In the span of a mere 48 hours, Haiti’s former dictator Jean-Claude
"Baby Doc" Duvalier has returned to the troubled island from exile in Paris and been
arrested in Port au Prince. France24
reported this afternoon that he had been indicted for theft, corruption, and
misallocation of funds. But those would be just a few of many crimes Duvalier is accused of committing during his 15 years in office,
from 1971 to 1986.
"If he is going to be put on trial, he should be put on
trial [for] all the human rights violations," Javier Zuñiga, special advisor to
Amnesty International, told me by phone. "I think it will be travesty of
justice if [he is tried for] only corruption, and not the extensive torture and disappearances."
Like most
dictators, Duvalier took power promising to change the country’s
old, repressive ways. When he became president at age 19,
Duvalier was trying to clean up the fallout from his father’s messy regime.
Francois
Duvalier, a medical doctor turned autocrat nicknamed Papa Doc, had presided
over a literal reign of terror from 1956 to 1971. The army and the police ran the state and
opponents — or perceived opponents — were jailed and tortured. The press was shut
down and the economy tanked. Taking full advantage of U.S. fears of nearby communist Cuba, Papa Doc convinced Washington to look the other way. With his personal militia, the Tontons Macoutes — named for a traditional
Haitian boogeyman — haunting the streets, Duvalier père had little fear that his crimes would come back to
haunt him, as well.
Baby Doc,
as Jean-Claude was called, promised to do better. The young leader, who was considered "an overweight playboy of little intelligence," when he assumed
power And he did, sort of, relax a
few laws. Press freedom, for example, moderately improved. But he turned out to be a cut off
the old block.
Baby Doc stretched his hands over the entire country by instituting a
system of prefects, or regional governors, who were answerable only to him. They carried out his political whims, everything from assassination to arrests
to intimidation. Overall, between 40,000 and 60,000 people are thought to have
died under the two Duvaliers, father and son
Life under
the Duvaliers revolved around the state’s security apparatus — the army and the
police. "Nobody was safe and nobody had any recourse if he or she was
arrested," recalls Zuñiga, who worked in the country during the Baby Doc years. He
describes the victims of torture and arrest that he saw
firsthand-near-paralyzed from abuse, or sick and dying from gangrene after
their wounds went untreated. "It really was hell." One particularly nasty
locale during the Baby Doc years was Fort Dimanche, an infamous prison outside
the capital, "where people were regularly tortured and conditions were very
bad," Human Rights Watch lawyer Reed Brody explained by phone from Brussels.

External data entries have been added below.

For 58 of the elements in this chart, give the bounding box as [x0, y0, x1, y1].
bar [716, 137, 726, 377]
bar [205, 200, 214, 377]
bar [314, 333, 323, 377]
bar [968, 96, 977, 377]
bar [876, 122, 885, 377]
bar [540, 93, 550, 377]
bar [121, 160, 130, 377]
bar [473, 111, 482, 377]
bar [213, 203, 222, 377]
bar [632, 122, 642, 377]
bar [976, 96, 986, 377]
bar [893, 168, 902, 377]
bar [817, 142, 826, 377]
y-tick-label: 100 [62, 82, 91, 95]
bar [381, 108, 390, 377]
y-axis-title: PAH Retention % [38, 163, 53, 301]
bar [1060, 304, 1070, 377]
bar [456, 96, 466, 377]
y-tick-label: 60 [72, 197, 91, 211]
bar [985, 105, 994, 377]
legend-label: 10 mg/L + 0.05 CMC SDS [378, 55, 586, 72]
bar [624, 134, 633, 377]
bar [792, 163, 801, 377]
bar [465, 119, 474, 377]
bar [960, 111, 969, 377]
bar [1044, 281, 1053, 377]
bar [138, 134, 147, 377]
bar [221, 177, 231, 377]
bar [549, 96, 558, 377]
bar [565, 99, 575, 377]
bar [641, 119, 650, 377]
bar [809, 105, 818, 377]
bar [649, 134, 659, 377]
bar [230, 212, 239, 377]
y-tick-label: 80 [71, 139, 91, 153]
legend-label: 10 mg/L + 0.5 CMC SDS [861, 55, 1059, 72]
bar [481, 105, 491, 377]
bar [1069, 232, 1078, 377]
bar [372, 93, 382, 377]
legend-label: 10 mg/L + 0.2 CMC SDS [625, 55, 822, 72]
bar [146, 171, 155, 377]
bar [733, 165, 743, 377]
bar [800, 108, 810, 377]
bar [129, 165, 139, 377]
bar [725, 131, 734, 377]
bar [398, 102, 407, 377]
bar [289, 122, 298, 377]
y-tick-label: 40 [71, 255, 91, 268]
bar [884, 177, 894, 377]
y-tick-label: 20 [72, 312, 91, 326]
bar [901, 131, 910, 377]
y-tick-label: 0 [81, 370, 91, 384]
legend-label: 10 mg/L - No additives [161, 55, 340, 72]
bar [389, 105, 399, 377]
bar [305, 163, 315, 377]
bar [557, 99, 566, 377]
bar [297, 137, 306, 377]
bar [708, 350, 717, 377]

And if you escaped the fate of
intimidation, you were also likely to be poor. Very little economic development
took place during that time, says Zuñiga; social services were "almost
nonexistent." Thousands more fled Haiti-the first wave of ‘boat people’ to the
United States.
Then there
was the money that Jean-Claude Duvalier stashed away. Several million dollars
of the Duvalier fortune was frozen in Switzerland, meant to be returned home, though the verdict was later overturned. A case in the U.S. court
system also found Baby Doc liable for $ 500 million of misspent funds. (In a bit of twist,
the former president’s widow took much of his fortune when she divorced
him in 1992, and Duvalier has bounced around semi-destitute in recent
years.)
Human
rights advocates hope that Duvalier will now be prosecuted for his numerous
crimes. "The strongest case in legal terms is the
embezzlement," says Brian Concannon Jr. of the Institute for Justice and
Democracy in Haiti. "For financial crimes, if you’ve got documentation, they’re
easy to prove. [And in this case, we] literally have boxes and boxes of
evidence."
The human rights abuses will
certainly prove more challenging. There has never been a systematic
investigation into what happened during the Baby Doc years, and what few
attempts have reached courts in the past two decades have met obstacles like
statute limits. A case in Paris, for example, was dismissed because the crimes
took place before the country’s relevant laws were in place. "Duvalier himself
was not doing the shooting and torturing," adding another complication, says
Concannon. "But it shouldn’t be that difficult to piece together."
So Haiti waits, as do many of
the exiles and victims who remember life under Baby Doc like it was yesterday."Our
country, I will say again, was done wrong by his trickery and repression, still
today, unpardonable actions," wrote the 82-year-old Haitian poet Gerald
Bloncourt, chairman of an exile group that has advocated to put Duvalier on
trial for over a decade, on his blog
on Jan. 17.
Speaking of Duvalier’s return, he beseeched, "I call upon all those
who share [our concerns] to rise and denounce this latest attack on our ‘Human
Rights,’ [i.e. Duvalier’s return] — this new and colossal contempt for the Haitian people."